Roles & Responsibilities:
- Build and maintain data pipelines using Azure Data Factory, Synapse, or Databricks.
- Ensure data quality, transformation, and ingestion from various sources.
- Optimize data storage (e.g., Azure Data Lake, Blob Storage).
- Collaborate with ML Engineers and Solution Architects to deploy models into production environments.
- Design automated retraining and monitoring pipelines to track model drift and accuracy.
- Ingest, explore, and preprocess structured and unstructured data using:
- Azure Data Lake Storage
- Azure Synapse Analytics
- Azure Data Factory for data pipelines
- Perform exploratory data analysis in notebooks (e.g., Azure Machine Learning Notebooks or Azure Databricks).
- Assess data quality, detect anomalies, and recommend data cleansing strategies.
Professional & Technical Skills:
- Must To Have Skills: Proficiency in Python on Azure.
- Good To Have Skills: Experience with cloud-based application development.
- Strong understanding of web development frameworks and libraries.
- Familiarity with database management systems and data modeling.

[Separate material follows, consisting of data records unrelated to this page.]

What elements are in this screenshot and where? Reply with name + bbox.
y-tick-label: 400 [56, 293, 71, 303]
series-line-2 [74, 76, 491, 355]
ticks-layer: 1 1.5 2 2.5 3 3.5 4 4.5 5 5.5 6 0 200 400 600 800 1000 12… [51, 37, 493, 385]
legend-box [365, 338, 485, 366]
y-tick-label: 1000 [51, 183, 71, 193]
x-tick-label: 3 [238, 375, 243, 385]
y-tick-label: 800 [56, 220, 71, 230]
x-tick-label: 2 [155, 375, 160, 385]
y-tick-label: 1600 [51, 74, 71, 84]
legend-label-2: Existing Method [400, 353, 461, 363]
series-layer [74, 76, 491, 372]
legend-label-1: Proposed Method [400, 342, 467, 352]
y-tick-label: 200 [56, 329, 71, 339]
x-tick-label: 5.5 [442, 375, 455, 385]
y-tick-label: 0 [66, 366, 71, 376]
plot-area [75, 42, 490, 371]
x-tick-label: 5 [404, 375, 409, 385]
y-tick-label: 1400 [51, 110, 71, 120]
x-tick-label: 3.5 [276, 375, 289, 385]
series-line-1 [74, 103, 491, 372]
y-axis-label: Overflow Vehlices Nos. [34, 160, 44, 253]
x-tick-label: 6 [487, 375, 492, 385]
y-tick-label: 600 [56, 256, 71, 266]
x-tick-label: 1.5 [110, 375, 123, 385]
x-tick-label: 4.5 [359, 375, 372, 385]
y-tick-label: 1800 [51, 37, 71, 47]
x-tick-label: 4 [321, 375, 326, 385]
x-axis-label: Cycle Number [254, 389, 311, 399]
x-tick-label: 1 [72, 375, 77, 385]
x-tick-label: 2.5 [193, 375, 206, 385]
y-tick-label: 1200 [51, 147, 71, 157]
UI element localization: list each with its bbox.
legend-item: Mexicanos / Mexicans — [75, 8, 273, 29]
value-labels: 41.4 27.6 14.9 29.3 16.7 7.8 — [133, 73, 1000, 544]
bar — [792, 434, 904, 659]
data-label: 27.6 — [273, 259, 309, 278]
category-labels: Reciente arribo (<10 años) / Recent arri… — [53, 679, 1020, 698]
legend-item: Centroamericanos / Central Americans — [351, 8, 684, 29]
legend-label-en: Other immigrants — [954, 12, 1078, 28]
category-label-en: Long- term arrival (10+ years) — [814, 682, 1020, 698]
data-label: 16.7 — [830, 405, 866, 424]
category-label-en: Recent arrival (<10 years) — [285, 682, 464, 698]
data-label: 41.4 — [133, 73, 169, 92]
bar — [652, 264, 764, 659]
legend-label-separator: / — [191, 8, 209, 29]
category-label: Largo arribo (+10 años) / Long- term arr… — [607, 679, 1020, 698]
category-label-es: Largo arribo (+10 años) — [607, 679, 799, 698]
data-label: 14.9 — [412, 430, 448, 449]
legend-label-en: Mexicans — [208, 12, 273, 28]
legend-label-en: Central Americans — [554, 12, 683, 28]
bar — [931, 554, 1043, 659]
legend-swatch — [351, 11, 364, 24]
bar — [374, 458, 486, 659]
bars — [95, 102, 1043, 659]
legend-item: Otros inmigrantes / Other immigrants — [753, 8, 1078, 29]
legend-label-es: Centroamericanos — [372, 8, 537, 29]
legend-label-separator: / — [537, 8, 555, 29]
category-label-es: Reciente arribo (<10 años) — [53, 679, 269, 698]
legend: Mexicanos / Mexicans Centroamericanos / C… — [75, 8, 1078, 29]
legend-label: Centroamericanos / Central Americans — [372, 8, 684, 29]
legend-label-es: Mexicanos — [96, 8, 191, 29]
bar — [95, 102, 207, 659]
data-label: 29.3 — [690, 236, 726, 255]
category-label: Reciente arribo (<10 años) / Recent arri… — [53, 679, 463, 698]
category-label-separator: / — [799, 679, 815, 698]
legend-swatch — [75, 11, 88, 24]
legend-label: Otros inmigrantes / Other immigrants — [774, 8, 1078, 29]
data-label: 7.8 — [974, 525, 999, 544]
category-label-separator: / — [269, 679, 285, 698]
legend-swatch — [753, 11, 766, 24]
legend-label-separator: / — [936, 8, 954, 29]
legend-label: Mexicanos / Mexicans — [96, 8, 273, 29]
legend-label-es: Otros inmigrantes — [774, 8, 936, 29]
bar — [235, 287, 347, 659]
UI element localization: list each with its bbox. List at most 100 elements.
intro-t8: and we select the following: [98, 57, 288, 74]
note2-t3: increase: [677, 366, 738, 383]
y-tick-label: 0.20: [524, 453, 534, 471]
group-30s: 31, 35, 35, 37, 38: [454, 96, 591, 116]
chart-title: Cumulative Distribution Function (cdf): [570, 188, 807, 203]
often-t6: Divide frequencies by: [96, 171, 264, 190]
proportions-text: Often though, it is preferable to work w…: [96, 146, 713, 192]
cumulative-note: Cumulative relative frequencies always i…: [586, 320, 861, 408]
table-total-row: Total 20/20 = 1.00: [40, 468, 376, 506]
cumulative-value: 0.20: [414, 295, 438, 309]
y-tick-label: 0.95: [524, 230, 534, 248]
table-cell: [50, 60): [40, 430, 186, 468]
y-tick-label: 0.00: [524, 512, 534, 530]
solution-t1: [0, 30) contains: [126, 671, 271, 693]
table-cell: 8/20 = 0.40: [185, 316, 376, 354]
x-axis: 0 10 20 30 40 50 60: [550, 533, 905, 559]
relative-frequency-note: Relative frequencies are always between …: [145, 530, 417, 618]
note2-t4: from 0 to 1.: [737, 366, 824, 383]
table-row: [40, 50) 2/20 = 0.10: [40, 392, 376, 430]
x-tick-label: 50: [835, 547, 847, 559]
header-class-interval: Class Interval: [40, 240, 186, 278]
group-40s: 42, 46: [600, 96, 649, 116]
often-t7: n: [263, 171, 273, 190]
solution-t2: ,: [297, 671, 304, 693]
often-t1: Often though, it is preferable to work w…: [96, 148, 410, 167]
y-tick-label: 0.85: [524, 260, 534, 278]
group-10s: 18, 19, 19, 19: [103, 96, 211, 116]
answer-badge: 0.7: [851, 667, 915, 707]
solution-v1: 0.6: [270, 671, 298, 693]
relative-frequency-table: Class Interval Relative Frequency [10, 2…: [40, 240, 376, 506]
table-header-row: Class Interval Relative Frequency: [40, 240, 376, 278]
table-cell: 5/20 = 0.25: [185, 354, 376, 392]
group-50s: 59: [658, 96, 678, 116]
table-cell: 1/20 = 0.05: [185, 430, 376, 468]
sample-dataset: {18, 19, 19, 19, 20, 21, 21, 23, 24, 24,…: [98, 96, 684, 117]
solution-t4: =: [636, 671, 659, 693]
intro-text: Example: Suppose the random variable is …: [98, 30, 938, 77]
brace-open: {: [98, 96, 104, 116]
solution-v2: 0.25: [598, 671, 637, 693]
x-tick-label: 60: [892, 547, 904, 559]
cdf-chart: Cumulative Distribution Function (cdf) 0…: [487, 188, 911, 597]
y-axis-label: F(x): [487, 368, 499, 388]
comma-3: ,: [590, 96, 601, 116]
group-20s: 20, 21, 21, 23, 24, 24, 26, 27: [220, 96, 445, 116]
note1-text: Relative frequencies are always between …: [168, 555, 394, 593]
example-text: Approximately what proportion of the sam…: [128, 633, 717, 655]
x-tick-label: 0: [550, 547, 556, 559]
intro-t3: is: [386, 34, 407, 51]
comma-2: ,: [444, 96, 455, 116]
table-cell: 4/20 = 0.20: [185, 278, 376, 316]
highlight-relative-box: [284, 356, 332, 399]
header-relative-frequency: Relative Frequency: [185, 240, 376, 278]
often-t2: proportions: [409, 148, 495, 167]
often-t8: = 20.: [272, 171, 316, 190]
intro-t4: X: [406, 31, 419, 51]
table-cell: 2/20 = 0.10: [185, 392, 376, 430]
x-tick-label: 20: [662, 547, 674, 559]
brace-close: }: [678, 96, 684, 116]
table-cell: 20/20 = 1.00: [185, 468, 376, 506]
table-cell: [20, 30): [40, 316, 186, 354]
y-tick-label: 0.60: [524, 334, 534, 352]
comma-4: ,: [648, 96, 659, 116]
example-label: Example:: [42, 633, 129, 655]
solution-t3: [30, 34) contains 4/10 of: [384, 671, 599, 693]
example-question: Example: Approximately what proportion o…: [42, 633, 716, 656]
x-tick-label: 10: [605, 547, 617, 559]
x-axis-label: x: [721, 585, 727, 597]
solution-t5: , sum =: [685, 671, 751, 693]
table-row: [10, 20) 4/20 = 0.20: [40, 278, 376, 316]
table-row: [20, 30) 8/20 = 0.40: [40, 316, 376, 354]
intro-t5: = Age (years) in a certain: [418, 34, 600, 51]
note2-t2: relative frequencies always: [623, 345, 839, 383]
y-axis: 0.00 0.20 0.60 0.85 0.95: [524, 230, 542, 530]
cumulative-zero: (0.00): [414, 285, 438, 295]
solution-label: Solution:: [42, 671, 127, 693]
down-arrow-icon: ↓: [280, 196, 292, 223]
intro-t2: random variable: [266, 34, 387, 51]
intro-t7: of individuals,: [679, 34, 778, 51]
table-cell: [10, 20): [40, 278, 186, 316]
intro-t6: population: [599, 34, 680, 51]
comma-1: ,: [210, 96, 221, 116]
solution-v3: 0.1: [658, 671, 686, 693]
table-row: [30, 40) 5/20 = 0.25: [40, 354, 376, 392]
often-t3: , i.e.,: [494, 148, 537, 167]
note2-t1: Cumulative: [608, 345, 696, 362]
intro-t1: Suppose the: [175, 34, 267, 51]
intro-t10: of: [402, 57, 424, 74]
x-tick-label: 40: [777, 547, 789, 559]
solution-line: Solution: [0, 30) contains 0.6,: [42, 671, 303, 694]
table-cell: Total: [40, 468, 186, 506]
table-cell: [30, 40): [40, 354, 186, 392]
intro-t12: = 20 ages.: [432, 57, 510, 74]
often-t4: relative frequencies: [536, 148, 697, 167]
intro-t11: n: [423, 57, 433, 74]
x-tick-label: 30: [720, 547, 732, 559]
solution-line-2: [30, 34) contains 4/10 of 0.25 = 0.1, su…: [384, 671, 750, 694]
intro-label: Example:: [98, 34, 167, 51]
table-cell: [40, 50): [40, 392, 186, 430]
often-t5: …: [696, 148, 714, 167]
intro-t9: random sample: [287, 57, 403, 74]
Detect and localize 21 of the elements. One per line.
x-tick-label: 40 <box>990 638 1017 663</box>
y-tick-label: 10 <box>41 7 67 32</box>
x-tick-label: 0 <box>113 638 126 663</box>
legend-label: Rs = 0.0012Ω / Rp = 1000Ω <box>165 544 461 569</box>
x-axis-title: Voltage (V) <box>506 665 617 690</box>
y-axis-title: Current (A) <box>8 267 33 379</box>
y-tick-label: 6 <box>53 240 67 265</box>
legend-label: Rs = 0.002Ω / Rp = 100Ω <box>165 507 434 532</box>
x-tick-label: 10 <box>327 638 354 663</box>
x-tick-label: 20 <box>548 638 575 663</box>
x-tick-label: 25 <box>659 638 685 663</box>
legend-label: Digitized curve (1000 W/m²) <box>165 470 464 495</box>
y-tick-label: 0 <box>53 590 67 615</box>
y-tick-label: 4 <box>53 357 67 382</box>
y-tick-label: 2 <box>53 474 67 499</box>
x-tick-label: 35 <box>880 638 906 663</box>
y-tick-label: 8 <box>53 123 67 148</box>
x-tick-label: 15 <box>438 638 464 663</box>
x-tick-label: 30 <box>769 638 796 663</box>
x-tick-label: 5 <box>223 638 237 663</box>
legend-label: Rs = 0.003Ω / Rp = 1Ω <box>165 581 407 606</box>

- Experience with Azure Data Factory, Synapse Analytics, and Databricks for data pipeline development
- Proficient in data ingestion, transformation, and storage using Azure Data Lake and Blob Storage
- Skilled in data exploration, preprocessing, and quality assessment (structured & unstructured data)
- Familiar with deploying and monitoring machine learning models in production environments
- Ability to build automated model retraining and drift monitoring pipelines
- Strong in SQL, Python, and/or PySpark for data analysis and pipeline scripting
- Knowledge of version control tools and practices (e.g., Git)
- Effective collaboration with ML Engineers and Solution Architects
- Solid understanding of scalable, cloud-based data architectures.
Educational Qualification:
15 years of full-time education
Shift Timing:
Candidate should be flexible to work in shifts and coming to office.
Location:
Any location in India.